I open and close my mouth as I don’t know what the fix for that is other than firing Tony, changing every supplier and razing That’s Amore! to the ground.

‘It’s obviously been sat around while you made my wife’s risotto.’

I’d make no such wild guesses, as the truth is bound to be worse.

‘Shall I get the kitchen to make you another?’

‘Yes, please,’ the man says, handing it up to me.

I explain the situation to Tony, who never seems to mind customers saying his cooking is rank. I wish he would take it personally, standards might improve.
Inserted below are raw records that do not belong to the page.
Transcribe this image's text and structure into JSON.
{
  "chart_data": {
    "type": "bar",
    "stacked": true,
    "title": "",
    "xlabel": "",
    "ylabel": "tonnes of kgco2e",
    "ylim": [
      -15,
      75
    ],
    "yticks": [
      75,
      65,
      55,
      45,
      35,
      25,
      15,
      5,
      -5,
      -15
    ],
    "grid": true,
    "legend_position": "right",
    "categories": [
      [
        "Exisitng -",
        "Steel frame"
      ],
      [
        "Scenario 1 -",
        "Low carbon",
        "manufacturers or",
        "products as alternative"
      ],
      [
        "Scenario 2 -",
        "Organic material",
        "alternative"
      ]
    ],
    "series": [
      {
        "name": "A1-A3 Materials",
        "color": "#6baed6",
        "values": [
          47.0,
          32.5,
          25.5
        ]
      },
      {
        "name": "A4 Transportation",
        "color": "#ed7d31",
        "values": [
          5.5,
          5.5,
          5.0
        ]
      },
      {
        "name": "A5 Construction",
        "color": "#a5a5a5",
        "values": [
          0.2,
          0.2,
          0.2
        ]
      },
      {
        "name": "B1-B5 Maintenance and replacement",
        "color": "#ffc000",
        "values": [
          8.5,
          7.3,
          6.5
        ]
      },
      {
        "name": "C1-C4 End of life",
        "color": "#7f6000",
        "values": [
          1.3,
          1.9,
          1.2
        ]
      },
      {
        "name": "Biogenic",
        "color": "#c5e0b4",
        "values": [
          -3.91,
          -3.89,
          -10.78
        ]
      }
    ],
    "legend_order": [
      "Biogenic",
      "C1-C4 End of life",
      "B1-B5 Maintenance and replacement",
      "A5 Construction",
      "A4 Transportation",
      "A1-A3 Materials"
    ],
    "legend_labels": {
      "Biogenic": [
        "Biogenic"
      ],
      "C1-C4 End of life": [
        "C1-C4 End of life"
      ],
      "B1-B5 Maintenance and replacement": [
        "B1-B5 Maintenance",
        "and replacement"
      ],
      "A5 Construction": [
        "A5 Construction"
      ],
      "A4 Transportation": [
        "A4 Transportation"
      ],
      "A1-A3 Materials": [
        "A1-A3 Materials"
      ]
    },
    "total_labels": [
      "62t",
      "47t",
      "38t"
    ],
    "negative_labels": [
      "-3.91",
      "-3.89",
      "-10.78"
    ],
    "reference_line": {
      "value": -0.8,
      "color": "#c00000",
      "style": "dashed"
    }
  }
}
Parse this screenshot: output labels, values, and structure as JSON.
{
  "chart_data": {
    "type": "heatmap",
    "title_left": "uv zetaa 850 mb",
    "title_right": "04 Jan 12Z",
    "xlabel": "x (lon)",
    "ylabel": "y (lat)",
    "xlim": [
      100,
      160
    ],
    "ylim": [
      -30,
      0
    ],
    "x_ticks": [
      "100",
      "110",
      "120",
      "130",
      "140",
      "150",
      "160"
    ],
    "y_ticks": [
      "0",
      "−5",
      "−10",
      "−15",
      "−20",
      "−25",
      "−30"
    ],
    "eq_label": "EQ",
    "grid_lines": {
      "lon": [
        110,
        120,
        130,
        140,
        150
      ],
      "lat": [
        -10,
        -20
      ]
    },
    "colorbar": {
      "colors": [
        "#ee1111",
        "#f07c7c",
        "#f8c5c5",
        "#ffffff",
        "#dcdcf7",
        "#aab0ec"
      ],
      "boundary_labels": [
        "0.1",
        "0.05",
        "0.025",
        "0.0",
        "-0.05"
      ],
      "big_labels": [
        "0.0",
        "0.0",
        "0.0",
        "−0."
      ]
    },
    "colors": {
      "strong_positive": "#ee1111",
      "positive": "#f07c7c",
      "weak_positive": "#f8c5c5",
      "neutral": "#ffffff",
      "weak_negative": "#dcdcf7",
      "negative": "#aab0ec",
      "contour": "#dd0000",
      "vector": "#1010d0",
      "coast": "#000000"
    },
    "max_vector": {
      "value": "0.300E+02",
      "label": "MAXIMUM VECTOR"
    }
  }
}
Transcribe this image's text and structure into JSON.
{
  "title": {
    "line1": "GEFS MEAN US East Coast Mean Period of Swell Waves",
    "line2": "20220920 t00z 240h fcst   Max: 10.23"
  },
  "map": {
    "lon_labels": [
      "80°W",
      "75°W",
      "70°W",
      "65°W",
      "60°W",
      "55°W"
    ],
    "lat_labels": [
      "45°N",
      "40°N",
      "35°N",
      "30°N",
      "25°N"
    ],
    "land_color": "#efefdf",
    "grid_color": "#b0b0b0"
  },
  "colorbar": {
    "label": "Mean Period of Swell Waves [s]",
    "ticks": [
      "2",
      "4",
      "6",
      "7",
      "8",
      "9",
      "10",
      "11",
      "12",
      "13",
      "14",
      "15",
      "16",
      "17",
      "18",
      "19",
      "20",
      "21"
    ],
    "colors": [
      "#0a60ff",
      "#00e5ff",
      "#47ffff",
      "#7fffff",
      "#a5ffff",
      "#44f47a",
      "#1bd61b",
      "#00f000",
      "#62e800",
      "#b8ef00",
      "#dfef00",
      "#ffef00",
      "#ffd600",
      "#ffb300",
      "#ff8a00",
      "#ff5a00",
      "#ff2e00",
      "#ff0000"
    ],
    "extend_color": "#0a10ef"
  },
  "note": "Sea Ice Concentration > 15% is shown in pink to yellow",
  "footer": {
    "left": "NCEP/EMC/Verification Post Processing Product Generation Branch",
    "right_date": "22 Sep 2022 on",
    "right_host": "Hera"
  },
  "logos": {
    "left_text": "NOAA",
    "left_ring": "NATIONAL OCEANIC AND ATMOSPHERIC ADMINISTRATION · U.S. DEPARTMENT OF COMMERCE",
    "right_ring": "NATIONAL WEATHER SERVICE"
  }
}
He takes a catering bag of parmesan shavings out, flings some more on to the dish, stirs it around and puts it in the microwave for two minutes. It pings, and he pulls it out.

‘Count to fifty and give him this. The mouth will taste what the mind is told to,’ he taps his forehead. I can’t help think if it was that easy, That’s Amore! would have a Michelin star instead of a single star rating average on TripAdvisor.

Thing is, I’d argue with Tony he should whip up a replacement, but it’ll be just as bad as this one.

I sag with embarrassment. My life so far feels like one long exercise in blunting my nerve endings.

Having waited a short while to reinforce the illusion, I march the offending pasta through the swing doors.

‘Here you are, sir,’ I say, doing the Basil Fawlty-ish grit-simper again as I set it down, ‘I do apologise.’

The man stares at the plate and I’m very grateful for the distraction of an elderly couple in the doorway who need greeting and seating.